La Parola della Domenica – 10 febbraio

La Parola della Domenica – 10 febbraio

Dio di infinita grandezza, che affidi alle nostre labbra impure e alle nostre fragili mani il compito di portare agli uomini l’annunzio del Vangelo, sostienici con il tuo Spirito, perché la tua parola, accolta da cuori aperti e generosi, fruttifichi in ogni parte della terra.

Dal libro del profeta Isaia Nell’anno in cui morì il re Ozìa, io vidi il Signore seduto su un trono alto ed elevato; i lembi del suo manto riempivano il tempio. Sopra di lui stavano dei serafini; ognuno aveva sei ali. Proclamavano l’uno all’altro, dicendo: «Santo, santo, santo il Signore degli eserciti! Tutta la terra è piena della sua gloria». Vibravano gli stipiti delle porte al risuonare di quella voce, mentre il tempio si riempiva di fumo. E dissi: «Ohimè! Io sono perduto, perché un uomo dalle labbra impure io sono e in mezzo a un popolo dalle labbra impure io abito; eppure i miei occhi hanno visto il re, il Signore degli eserciti». Allora uno dei serafini volò verso di me; teneva in mano un carbone ardente che aveva preso con le molle dall’altare. Egli mi toccò la bocca e disse: «Ecco, questo ha toccato le tue labbra, perciò è scomparsa la tua colpa e il tuo peccato è espiato». Poi io udii la voce del Signore che diceva: «Chi manderò e chi andrà per noi?». E io risposi: «Eccomi, manda me!».

    
Salmo
Cantiamo al Signore, grande è la sua gloria.

   

Dalla prima lettera di san Paolo apostolo ai Corinzi A voi infatti ho trasmesso, anzitutto, quello che anch’io ho ricevuto, cioè che Cristo morì per i nostri peccati secondo le Scritture e che fu sepolto e che è risorto il terzo giorno secondo le Scritture e che apparve a Cefa e quindi ai Dodici. In seguito apparve a più di cinquecento fratelli in una sola volta: la maggior parte di essi vive ancora, mentre alcuni sono morti. Inoltre apparve a Giacomo, e quindi a tutti gli apostoli. Ultimo fra tutti apparve anche a me come a un aborto Dunque, sia io che loro, così predichiamo e così avete creduto.

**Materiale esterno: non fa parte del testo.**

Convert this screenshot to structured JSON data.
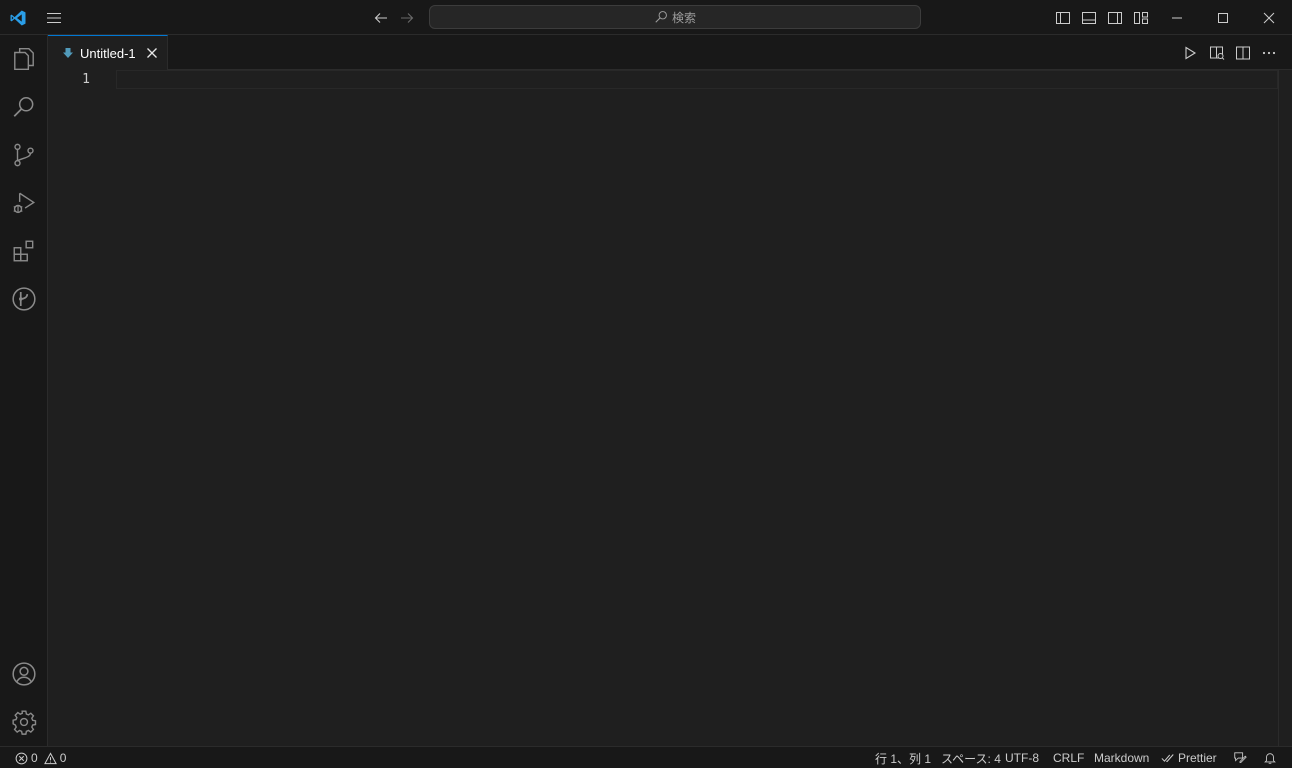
{
  "titlebar": {
    "search_placeholder": "検索"
  },
  "tab": {
    "label": "Untitled-1"
  },
  "editor": {
    "line_number": "1"
  },
  "statusbar": {
    "errors": "0",
    "warnings": "0",
    "position": "行 1、列 1",
    "indent": "スペース: 4",
    "encoding": "UTF-8",
    "eol": "CRLF",
    "language": "Markdown",
    "formatter": "Prettier"
  },
  "colors": {
    "accent": "#0078d4",
    "background": "#1f1f1f",
    "chrome": "#181818"
  }
}
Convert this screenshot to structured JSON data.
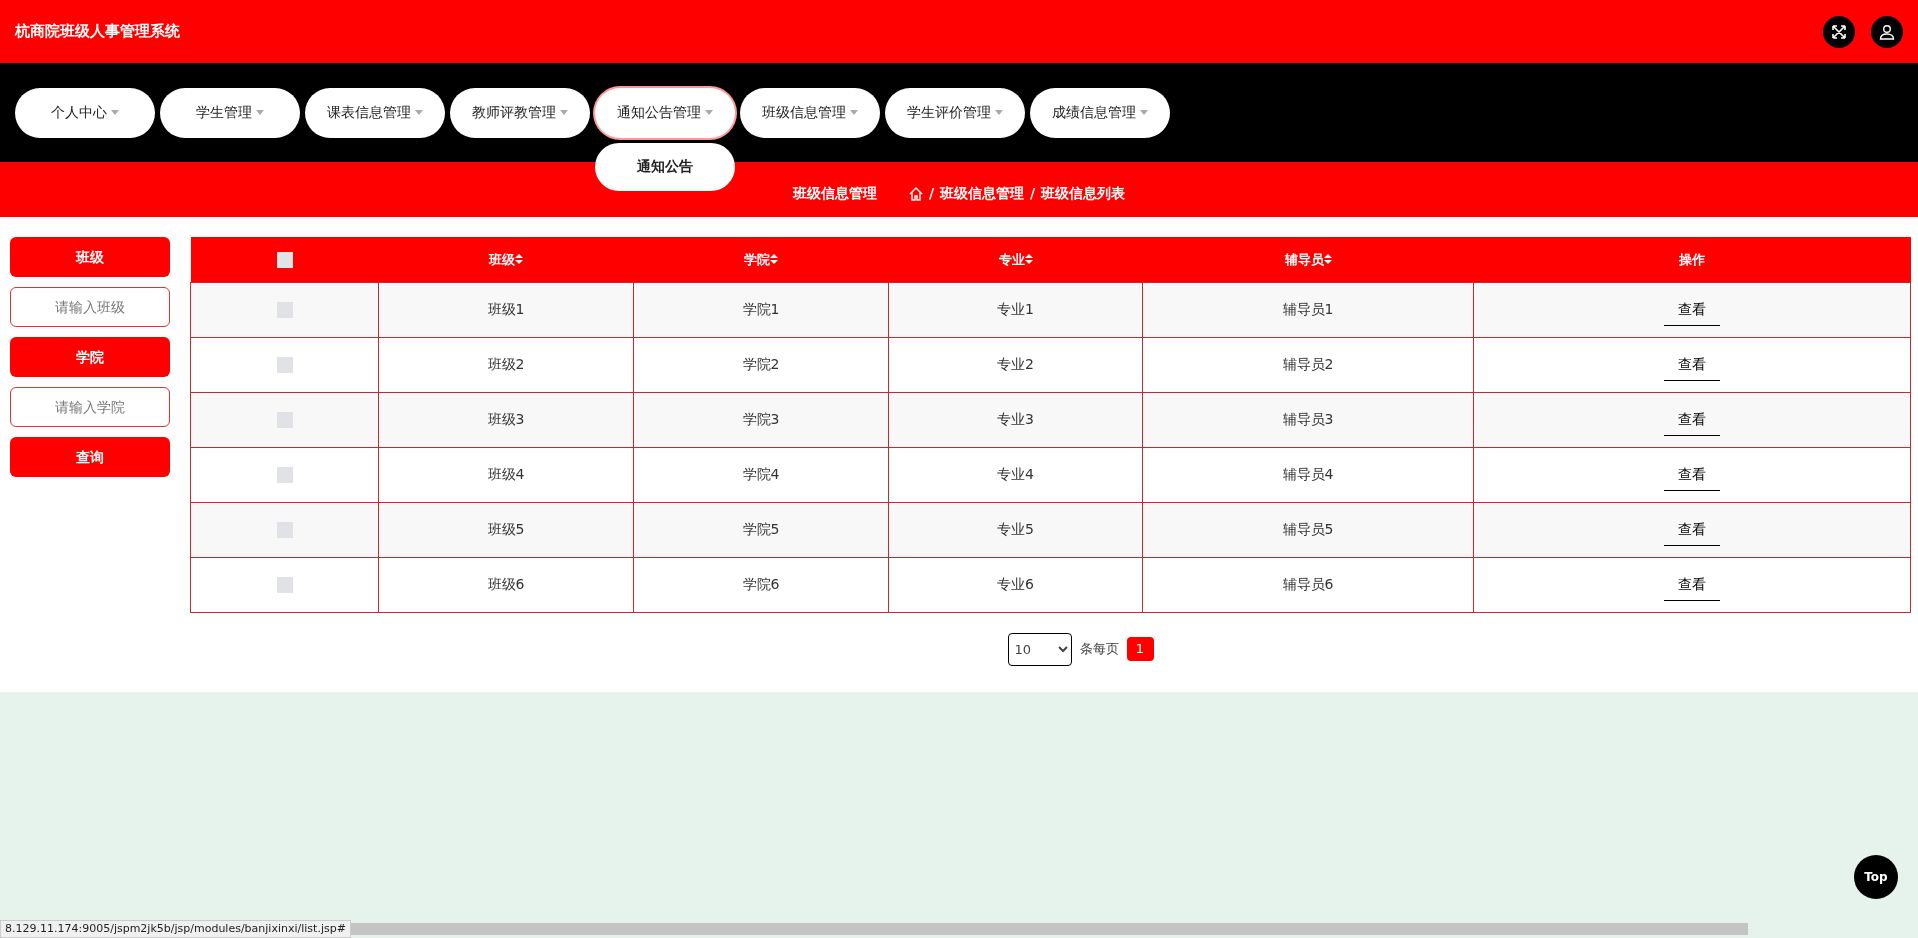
{
  "header": {
    "title": "杭商院班级人事管理系统"
  },
  "nav": [
    {
      "label": "个人中心",
      "expanded": false
    },
    {
      "label": "学生管理",
      "expanded": false
    },
    {
      "label": "课表信息管理",
      "expanded": false
    },
    {
      "label": "教师评教管理",
      "expanded": false
    },
    {
      "label": "通知公告管理",
      "expanded": true,
      "submenu": [
        {
          "label": "通知公告"
        }
      ]
    },
    {
      "label": "班级信息管理",
      "expanded": false
    },
    {
      "label": "学生评价管理",
      "expanded": false
    },
    {
      "label": "成绩信息管理",
      "expanded": false
    }
  ],
  "breadcrumb": {
    "page_title": "班级信息管理",
    "path": [
      {
        "separator": "/",
        "label": "班级信息管理"
      },
      {
        "separator": "/",
        "label": "班级信息列表"
      }
    ]
  },
  "sidebar": {
    "fields": [
      {
        "label": "班级",
        "placeholder": "请输入班级"
      },
      {
        "label": "学院",
        "placeholder": "请输入学院"
      }
    ],
    "button": "查询"
  },
  "table": {
    "columns": [
      {
        "kind": "checkbox",
        "checked": false
      },
      {
        "kind": "sortable",
        "label": "班级"
      },
      {
        "kind": "sortable",
        "label": "学院"
      },
      {
        "kind": "sortable",
        "label": "专业"
      },
      {
        "kind": "sortable",
        "label": "辅导员"
      },
      {
        "kind": "action",
        "label": "操作"
      }
    ],
    "rows": [
      {
        "checked": false,
        "cells": [
          "",
          "班级1",
          "学院1",
          "专业1",
          "辅导员1",
          "查看"
        ]
      },
      {
        "checked": false,
        "cells": [
          "",
          "班级2",
          "学院2",
          "专业2",
          "辅导员2",
          "查看"
        ]
      },
      {
        "checked": false,
        "cells": [
          "",
          "班级3",
          "学院3",
          "专业3",
          "辅导员3",
          "查看"
        ]
      },
      {
        "checked": false,
        "cells": [
          "",
          "班级4",
          "学院4",
          "专业4",
          "辅导员4",
          "查看"
        ]
      },
      {
        "checked": false,
        "cells": [
          "",
          "班级5",
          "学院5",
          "专业5",
          "辅导员5",
          "查看"
        ]
      },
      {
        "checked": false,
        "cells": [
          "",
          "班级6",
          "学院6",
          "专业6",
          "辅导员6",
          "查看"
        ]
      }
    ]
  },
  "pagination": {
    "page_size": "10",
    "per_page_label": "条每页",
    "pages": [
      {
        "label": "1",
        "selected": true
      }
    ]
  },
  "top_button": "Top",
  "status_bar": {
    "url": "8.129.11.174:9005/jspm2jk5b/jsp/modules/banjixinxi/list.jsp#"
  }
}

Dal vangelo secondo Luca In quel tempo, mentre la folla gli faceva ressa attorno per ascoltare la parola di Dio, Gesù, stando presso il lago di Gennèsaret, vide due barche accostate alla sponda. I pescatori erano scesi e lavavano le reti. Salì in una barca, che era di Simone, e lo pregò di scostarsi un poco da terra. Sedette e insegnava alle folle dalla barca. Quando ebbe finito di parlare, disse a Simone: «Prendi il largo e gettate le vostre reti per la pesca». Simone rispose: «Maestro, abbiamo faticato tutta la notte e non abbiamo preso nulla; ma sulla tua parola getterò le reti». Fecero così e presero una quantità enorme di pesci e le loro reti quasi si rompevano. Allora fecero cenno ai compagni dell’altra barca, che venissero ad aiutarli. Essi vennero e riempirono tutte e due le barche fino a farle quasi affondare. Al vedere questo, Simon Pietro si gettò alle ginocchia di Gesù, dicendo: «Signore, allontànati da me, perché sono un peccatore». Lo stupore infatti aveva invaso lui e tutti quelli che erano con lui, per la pesca che avevano fatto; così pure Giacomo e Giovanni, figli di Zebedèo, che erano soci di Simone. Gesù disse a Simone: «Non temere; d’ora in poi sarai pescatore di uomini». E, tirate le barche a terra, lasciarono tutto e lo seguirono.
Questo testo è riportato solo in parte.